Professor Emma Baker, Director of the Australian Centre for Housing Research at the University of Adelaide, has led a study to produce the first and largest dataset about the realities of being a renter in Australia.
The team collected around 15,000 survey responses from public and private tenants to discover who rents, why they rent, and what the conditions the properties they rent are in.
"What we found is a really broad range of incomes, so it's not just people living in rental, because they have to, it's a lot of people who are living in rental because they want to, you know, because they want to live close to their kids schools, they want to live in a nicer area, they might need to move around for employment. And there's also, you know, a whole section of Australians who are living in rental while they wait to save for a home, and then there's a whole lot of people who are in there because they can't afford to get into homeownership."
Leo Patterson Ross, chief executive of Tenants' Union New South Wales, says Australia’s rental laws, as well as the lack of available, affordable housing means there’s a large power imbalance between tenants and landlords.
"Primarily this is around how easy it is to evict a tenant and in every state and territory, a landlord can evict a tenant without any reason.

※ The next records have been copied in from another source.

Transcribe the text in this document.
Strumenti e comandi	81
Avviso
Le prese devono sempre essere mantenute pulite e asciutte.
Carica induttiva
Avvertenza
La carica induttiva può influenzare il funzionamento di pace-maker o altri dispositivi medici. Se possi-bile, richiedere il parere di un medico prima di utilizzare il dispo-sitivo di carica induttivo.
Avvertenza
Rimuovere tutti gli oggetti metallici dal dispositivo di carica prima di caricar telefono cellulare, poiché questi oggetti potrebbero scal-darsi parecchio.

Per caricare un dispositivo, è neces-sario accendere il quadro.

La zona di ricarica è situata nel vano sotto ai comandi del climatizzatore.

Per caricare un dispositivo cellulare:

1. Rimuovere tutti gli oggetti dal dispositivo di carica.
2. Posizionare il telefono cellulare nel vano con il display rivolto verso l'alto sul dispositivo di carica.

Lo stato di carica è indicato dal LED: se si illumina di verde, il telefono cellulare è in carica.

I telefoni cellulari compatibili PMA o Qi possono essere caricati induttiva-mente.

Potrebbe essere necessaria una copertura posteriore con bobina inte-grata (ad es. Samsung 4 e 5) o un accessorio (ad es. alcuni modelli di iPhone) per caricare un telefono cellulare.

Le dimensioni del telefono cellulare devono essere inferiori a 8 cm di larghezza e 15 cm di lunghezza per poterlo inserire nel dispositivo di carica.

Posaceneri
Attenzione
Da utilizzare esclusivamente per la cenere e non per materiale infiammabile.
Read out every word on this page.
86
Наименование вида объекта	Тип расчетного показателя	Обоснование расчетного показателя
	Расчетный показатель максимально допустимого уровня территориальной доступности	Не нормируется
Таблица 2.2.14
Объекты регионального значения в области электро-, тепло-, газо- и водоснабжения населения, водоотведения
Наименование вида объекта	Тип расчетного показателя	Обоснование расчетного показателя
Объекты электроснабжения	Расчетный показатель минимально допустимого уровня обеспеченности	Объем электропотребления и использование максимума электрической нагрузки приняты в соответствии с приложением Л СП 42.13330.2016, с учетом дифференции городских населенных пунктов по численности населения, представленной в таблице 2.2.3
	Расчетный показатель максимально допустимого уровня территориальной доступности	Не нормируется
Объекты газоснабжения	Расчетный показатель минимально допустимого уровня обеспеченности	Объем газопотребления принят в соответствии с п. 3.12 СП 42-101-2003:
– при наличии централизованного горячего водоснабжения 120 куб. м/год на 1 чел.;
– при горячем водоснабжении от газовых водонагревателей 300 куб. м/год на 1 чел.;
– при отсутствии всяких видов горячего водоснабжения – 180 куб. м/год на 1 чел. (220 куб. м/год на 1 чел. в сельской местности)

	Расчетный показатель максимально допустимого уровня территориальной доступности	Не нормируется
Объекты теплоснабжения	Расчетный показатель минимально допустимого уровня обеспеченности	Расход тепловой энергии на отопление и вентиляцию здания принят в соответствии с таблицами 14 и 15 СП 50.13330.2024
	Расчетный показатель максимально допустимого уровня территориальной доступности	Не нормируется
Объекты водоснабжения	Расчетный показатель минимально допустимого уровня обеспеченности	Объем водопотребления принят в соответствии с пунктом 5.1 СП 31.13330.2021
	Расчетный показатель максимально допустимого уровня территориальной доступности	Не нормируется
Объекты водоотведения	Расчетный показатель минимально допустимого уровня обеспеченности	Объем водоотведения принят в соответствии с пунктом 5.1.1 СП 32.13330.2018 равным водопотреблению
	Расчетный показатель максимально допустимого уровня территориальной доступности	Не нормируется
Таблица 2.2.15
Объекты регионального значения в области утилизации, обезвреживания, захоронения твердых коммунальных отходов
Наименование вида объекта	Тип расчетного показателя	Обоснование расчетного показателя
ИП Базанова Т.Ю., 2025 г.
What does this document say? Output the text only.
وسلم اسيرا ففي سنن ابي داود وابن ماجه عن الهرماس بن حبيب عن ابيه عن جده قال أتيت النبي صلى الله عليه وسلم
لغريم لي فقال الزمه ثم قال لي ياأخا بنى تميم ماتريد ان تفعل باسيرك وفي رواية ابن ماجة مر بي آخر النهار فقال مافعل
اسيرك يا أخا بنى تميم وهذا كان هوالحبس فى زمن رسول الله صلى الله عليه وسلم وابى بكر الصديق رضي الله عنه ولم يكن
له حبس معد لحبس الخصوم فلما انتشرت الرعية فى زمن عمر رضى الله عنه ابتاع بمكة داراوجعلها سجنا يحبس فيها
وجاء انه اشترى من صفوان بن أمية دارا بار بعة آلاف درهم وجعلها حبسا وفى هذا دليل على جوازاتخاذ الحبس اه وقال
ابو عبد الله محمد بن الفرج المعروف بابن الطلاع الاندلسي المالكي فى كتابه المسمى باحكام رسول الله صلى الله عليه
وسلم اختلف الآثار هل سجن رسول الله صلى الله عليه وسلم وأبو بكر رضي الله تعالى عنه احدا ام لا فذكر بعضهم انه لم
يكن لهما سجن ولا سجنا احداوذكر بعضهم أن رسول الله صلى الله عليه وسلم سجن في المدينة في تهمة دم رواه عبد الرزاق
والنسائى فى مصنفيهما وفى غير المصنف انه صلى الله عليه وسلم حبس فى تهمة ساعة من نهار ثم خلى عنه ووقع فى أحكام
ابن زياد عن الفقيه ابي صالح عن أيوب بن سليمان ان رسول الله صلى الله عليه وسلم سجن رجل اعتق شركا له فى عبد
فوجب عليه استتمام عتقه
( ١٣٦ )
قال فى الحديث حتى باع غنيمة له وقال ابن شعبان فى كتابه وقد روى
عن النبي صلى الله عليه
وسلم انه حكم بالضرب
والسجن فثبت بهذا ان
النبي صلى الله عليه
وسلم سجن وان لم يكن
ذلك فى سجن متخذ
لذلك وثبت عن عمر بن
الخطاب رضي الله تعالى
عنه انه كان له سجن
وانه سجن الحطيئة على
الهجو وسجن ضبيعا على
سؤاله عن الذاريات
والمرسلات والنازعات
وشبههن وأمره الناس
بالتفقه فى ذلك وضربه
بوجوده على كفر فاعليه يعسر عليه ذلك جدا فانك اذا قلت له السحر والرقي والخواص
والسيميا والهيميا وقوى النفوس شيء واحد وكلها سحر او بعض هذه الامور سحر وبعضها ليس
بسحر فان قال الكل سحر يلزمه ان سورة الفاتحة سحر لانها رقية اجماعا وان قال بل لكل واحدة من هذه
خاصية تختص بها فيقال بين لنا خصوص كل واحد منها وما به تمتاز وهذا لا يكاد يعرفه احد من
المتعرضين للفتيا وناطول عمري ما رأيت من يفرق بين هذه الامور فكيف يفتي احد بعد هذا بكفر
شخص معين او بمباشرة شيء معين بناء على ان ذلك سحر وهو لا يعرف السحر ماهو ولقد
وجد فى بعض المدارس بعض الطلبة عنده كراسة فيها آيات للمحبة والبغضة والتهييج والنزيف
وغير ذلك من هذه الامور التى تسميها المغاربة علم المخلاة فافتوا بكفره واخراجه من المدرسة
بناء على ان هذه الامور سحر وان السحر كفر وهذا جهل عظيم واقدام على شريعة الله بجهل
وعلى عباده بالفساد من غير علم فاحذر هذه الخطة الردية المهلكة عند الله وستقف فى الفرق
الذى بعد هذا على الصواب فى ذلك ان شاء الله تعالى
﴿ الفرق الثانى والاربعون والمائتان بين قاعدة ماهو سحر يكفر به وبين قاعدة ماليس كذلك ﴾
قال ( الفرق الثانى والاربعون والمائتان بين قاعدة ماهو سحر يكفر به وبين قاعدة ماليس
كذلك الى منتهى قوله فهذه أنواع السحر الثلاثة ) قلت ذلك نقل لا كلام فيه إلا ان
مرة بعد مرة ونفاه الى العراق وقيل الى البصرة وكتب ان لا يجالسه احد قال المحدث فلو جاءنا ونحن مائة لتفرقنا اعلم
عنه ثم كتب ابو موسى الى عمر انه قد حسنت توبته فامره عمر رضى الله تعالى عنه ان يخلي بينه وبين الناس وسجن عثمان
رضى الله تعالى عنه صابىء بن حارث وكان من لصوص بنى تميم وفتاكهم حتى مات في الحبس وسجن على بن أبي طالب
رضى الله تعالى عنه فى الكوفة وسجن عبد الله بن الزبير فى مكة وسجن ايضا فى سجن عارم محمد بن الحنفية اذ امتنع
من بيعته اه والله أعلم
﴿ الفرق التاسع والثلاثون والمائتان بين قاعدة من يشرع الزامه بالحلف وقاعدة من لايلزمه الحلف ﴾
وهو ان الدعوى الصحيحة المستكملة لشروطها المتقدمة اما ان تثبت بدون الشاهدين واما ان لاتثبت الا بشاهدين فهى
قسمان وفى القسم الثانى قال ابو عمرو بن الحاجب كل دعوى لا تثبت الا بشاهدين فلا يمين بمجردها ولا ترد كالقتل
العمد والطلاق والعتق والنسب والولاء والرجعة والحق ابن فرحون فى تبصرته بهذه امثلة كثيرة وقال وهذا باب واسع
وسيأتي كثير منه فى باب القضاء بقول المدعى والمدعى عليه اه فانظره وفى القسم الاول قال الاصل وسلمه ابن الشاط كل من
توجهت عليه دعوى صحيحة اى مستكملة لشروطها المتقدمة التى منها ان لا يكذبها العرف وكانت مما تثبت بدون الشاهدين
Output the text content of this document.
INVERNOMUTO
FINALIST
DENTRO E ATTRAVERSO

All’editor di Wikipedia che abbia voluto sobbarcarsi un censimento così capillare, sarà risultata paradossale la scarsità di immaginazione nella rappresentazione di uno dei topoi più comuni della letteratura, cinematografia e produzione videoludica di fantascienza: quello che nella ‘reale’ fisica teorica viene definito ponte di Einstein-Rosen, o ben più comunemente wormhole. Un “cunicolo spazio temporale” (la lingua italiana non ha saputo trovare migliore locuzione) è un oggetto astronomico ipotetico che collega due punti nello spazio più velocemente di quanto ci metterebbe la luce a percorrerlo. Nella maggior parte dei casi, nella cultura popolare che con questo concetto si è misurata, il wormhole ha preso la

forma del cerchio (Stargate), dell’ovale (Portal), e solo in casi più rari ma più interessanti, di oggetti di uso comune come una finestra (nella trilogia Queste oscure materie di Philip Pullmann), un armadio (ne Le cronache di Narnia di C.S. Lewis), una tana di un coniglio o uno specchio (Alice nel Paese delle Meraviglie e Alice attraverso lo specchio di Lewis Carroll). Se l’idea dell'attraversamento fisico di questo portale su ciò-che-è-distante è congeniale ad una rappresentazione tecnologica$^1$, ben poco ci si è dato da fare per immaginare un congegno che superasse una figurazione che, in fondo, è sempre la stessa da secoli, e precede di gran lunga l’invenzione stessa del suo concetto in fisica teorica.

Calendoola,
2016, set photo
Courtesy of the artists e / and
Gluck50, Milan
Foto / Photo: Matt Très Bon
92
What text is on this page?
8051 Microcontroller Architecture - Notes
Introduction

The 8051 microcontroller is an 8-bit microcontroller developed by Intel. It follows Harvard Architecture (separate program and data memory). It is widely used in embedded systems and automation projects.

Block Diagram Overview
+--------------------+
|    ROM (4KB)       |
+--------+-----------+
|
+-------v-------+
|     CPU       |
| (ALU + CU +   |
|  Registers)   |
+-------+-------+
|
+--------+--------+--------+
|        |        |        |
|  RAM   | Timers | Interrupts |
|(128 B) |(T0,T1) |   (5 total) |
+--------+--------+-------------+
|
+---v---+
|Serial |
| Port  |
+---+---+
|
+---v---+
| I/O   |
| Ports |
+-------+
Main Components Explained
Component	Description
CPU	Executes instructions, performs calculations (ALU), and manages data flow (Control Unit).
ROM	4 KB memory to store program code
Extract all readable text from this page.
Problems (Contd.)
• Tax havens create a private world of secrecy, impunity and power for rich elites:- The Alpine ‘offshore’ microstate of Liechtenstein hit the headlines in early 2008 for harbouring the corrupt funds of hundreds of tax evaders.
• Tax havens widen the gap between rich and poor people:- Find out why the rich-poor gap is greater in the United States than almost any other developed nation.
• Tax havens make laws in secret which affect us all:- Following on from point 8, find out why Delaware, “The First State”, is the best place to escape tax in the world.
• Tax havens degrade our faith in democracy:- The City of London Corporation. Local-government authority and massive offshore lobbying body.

In Victoria, that's been limited to just at the end of the first fixed term and Tasmania also has a limit on fixed terms, Queensland's bringing that in. But you can always be evicted without there being any good reason. And that's the real reason that they can evade the various terms of the agreement like repairs, because they always have a trump card to say, ‘well, I don't actually want to deal with you, and your request for repairs, I'm just going to find someone else who is happy to accept the property as it is’."